TagSoup is a small, fast, fairly forgiving HTML-ish parser with zero required dependencies.

It is built for the boringly useful jobs:

  • Parse real-world markup without immediately fainting.
  • Walk the resulting tree.
  • Query it with a compact CSS-style selector API.
  • Pull out text, attributes, and spans.

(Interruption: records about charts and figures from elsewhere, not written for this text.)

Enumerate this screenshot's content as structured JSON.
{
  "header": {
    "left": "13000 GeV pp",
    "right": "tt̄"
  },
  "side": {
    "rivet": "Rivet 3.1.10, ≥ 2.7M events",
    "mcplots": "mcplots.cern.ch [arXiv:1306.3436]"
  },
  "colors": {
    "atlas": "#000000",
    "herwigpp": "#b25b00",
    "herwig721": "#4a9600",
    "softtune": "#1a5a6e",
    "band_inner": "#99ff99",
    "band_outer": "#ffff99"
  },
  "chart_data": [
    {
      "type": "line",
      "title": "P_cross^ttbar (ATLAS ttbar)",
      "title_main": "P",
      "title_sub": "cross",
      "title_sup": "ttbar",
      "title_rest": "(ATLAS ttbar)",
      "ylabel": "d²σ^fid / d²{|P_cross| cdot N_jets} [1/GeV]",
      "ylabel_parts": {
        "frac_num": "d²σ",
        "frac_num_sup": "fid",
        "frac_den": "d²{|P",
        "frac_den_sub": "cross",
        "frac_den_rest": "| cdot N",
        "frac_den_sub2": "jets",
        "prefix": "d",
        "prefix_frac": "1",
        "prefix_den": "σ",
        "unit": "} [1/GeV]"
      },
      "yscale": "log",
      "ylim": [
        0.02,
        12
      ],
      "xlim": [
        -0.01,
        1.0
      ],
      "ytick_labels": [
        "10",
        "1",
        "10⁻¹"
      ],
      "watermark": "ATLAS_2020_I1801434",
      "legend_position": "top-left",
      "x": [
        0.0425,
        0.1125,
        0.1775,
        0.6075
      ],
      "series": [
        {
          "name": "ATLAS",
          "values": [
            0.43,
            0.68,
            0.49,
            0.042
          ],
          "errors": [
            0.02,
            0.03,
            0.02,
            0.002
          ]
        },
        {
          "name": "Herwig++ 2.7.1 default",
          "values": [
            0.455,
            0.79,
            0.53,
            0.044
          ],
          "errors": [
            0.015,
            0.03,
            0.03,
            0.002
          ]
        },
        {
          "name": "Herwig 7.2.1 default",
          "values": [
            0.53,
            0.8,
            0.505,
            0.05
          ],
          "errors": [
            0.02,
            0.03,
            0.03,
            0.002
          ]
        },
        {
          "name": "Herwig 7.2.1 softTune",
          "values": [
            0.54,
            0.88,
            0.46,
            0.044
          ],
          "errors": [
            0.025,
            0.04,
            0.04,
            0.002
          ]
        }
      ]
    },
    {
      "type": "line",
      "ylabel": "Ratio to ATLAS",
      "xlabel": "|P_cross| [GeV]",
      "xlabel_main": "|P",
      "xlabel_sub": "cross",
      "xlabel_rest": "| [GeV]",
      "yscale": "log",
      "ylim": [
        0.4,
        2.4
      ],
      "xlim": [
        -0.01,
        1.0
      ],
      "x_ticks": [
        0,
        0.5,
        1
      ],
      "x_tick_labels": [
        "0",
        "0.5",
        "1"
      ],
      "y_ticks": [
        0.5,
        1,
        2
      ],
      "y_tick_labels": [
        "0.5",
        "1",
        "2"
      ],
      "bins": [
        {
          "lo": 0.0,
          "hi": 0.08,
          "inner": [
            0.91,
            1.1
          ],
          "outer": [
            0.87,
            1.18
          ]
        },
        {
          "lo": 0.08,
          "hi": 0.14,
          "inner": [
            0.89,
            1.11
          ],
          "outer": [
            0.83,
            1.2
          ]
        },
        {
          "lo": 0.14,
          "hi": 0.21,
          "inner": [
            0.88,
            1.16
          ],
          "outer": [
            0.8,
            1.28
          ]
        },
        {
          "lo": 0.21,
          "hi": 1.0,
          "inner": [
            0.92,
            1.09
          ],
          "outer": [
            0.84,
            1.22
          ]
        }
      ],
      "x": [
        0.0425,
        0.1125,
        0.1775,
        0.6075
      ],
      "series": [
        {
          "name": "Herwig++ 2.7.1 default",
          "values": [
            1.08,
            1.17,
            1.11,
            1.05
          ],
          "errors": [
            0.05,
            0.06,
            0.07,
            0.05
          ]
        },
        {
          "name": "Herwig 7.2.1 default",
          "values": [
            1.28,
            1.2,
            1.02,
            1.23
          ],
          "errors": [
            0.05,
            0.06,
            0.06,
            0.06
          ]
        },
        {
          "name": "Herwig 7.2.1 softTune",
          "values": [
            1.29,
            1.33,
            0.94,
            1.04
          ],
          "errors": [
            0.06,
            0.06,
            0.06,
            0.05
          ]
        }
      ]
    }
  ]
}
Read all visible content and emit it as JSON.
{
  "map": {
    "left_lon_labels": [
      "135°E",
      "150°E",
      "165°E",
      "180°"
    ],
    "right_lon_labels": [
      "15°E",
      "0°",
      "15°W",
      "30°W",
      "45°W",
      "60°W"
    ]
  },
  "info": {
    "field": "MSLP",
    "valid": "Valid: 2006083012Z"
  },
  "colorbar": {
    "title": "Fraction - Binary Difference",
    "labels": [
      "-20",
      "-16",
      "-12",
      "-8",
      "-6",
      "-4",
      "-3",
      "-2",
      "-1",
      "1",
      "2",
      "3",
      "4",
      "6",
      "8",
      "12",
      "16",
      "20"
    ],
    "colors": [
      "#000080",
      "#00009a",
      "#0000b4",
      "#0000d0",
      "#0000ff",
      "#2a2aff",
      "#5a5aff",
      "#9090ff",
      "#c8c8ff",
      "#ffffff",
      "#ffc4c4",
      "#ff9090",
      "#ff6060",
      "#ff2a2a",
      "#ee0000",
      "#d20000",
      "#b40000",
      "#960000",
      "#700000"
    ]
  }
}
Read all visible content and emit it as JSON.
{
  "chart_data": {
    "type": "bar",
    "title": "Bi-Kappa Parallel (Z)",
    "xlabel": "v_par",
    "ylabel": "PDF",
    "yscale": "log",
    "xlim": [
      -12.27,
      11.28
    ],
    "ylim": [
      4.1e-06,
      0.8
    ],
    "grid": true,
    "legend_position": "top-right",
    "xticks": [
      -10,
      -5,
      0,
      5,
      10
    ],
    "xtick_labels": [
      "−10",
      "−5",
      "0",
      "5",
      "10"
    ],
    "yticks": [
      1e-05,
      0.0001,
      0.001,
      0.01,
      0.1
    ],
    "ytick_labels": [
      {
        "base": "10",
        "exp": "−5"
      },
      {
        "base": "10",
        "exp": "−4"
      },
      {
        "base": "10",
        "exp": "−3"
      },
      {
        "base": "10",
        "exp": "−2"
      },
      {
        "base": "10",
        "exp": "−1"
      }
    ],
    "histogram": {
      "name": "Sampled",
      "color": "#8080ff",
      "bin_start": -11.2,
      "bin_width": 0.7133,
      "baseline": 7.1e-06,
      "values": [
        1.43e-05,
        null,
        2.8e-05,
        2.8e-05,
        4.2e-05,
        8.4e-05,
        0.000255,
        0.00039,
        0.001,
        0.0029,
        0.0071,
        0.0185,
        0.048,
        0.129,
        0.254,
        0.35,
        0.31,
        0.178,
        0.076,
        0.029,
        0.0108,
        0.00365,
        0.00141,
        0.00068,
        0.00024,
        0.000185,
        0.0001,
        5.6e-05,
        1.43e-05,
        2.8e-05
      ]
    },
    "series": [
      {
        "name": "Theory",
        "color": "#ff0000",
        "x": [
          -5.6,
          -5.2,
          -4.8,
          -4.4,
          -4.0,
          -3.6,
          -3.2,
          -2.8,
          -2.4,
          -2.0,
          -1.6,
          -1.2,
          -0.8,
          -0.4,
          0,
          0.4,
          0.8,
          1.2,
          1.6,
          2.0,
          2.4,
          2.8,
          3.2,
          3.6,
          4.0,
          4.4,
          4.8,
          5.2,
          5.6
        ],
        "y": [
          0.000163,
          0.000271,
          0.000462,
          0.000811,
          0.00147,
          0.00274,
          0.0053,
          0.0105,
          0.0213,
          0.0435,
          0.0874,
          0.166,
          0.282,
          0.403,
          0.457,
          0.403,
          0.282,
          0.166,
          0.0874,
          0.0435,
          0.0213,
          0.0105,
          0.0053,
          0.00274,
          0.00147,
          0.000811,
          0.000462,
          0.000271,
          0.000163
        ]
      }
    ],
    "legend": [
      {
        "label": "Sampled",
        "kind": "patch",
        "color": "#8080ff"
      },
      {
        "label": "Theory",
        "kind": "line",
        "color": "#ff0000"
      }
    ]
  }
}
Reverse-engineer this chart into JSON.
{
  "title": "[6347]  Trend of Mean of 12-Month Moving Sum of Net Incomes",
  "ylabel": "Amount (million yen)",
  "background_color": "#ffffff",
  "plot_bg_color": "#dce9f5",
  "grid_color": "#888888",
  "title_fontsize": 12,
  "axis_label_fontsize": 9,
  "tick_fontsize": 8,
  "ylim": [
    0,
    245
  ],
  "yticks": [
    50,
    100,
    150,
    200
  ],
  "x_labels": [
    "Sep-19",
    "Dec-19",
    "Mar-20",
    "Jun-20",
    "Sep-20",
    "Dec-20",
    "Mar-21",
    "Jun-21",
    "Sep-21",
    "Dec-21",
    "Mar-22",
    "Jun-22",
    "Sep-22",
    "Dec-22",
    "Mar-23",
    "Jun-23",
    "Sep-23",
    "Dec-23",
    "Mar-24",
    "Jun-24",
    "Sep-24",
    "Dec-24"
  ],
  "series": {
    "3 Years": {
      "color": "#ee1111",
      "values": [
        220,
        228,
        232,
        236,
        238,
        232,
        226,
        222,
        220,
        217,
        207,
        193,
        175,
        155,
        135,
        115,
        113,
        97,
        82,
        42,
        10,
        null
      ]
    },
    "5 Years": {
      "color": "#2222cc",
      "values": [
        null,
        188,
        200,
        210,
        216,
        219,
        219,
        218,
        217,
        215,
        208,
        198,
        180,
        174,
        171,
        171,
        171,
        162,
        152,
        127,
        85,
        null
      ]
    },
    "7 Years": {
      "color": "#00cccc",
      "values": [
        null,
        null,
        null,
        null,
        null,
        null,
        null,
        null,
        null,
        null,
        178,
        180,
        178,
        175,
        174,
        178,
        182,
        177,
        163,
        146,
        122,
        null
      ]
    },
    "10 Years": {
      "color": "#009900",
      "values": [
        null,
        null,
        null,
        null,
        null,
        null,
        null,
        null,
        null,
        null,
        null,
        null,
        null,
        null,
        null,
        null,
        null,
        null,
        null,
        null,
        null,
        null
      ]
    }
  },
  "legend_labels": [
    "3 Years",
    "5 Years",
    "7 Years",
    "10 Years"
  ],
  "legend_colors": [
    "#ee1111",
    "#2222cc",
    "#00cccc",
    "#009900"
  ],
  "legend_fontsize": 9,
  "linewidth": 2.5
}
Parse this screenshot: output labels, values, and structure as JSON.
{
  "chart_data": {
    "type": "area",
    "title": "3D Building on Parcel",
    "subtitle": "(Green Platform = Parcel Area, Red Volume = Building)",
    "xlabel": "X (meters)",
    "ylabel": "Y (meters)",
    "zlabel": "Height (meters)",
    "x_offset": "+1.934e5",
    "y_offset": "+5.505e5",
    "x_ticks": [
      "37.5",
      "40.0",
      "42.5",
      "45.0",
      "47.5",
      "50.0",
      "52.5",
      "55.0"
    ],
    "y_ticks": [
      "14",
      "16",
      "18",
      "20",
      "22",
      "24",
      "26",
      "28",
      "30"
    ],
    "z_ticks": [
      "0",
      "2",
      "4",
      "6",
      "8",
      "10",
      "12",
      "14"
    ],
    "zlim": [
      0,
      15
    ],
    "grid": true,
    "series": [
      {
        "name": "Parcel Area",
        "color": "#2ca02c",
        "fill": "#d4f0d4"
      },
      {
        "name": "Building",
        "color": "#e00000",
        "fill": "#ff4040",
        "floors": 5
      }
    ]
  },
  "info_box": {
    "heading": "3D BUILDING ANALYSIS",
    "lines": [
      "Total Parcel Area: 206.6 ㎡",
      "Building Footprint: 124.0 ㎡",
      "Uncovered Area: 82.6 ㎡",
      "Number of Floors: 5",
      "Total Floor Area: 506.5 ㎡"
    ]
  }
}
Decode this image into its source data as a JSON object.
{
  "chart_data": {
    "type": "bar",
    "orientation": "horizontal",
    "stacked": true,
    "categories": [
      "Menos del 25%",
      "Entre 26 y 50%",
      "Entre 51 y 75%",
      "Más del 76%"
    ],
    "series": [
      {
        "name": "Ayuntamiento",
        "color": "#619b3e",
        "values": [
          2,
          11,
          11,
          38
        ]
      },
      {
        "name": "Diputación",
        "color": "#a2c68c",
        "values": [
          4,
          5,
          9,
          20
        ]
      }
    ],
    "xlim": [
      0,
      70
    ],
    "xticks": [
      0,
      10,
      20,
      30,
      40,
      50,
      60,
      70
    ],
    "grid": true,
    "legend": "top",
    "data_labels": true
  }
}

It is not trying to impersonate a browser engine. It just wants to turn messy markup into something workable, quickly.

§Highlights

  • Optional serde support, enabled by default.
  • Preserves source spans for nodes and parse errors.
  • Handles raw-text elements like script and style sensibly.
  • Supports query_selector and query_selector_all.
  • Supports tree walking with a small visitor API.
  • Tries to recover from malformed markup instead of giving up immediately.

§Examples

// Parse an HTML tag soup.
let doc = tagsoup::Document::parse("<div><p id=here>Hello, world!</p></div>");

// Check for parsing errors.
assert!(doc.errors.is_empty());

// Query the document for an element using a CSS selector.
let element = doc.query_selector("#here").unwrap();
assert_eq!(element.text_content(), "Hello, world!");

§Querying The Tree

let doc = tagsoup::Document::parse(r#"
	<article id="main">
		<p class="lead">Hello</p>
		<p data-kind="feature card">world</p>
	</article>
"#);

assert_eq!(doc.query_selector("#main .lead").unwrap().text_content(), "Hello");
assert_eq!(doc.query_selector_all("[data-kind*=feature]").len(), 1);

§Notes

This is not a full WHATWG-compliant HTML parser. It is a pragmatic parser for documents that are mostly HTML, occasionally cursed, and still need to be dealt with.

Structs§

Attribute
Attribute of an element.
AttributeValue
Value of an attribute.
CommentNode
Comment node in the DOM tree.
DoctypeNode
Doctype node in the DOM tree.
Document
Document represents the entire parsed HTML document fragment.
Element
Element in the DOM tree.
Lexer
TagSoup lexer.
ParseError
Document parse error.
ProcessingInstructionNode
Processing instruction node in the DOM tree.
ResolvedSpan
Span of the information in the parsed source, with line and column information.
SourceSpan
Span of the information in the parsed source.
TextNode
Text node in the DOM tree.
Token
TagSoup Token.

Enums§

ElementKind
Kind of element.
Node
Node in the DOM tree.
ParseErrorKind
Document parse error kinds.
TokenKind
TagSoup Token kind.
VisitControl
Visitor control flow for tree traversal.

Functions§

normalize_whitespace
Collapses runs of ASCII whitespace into a single space.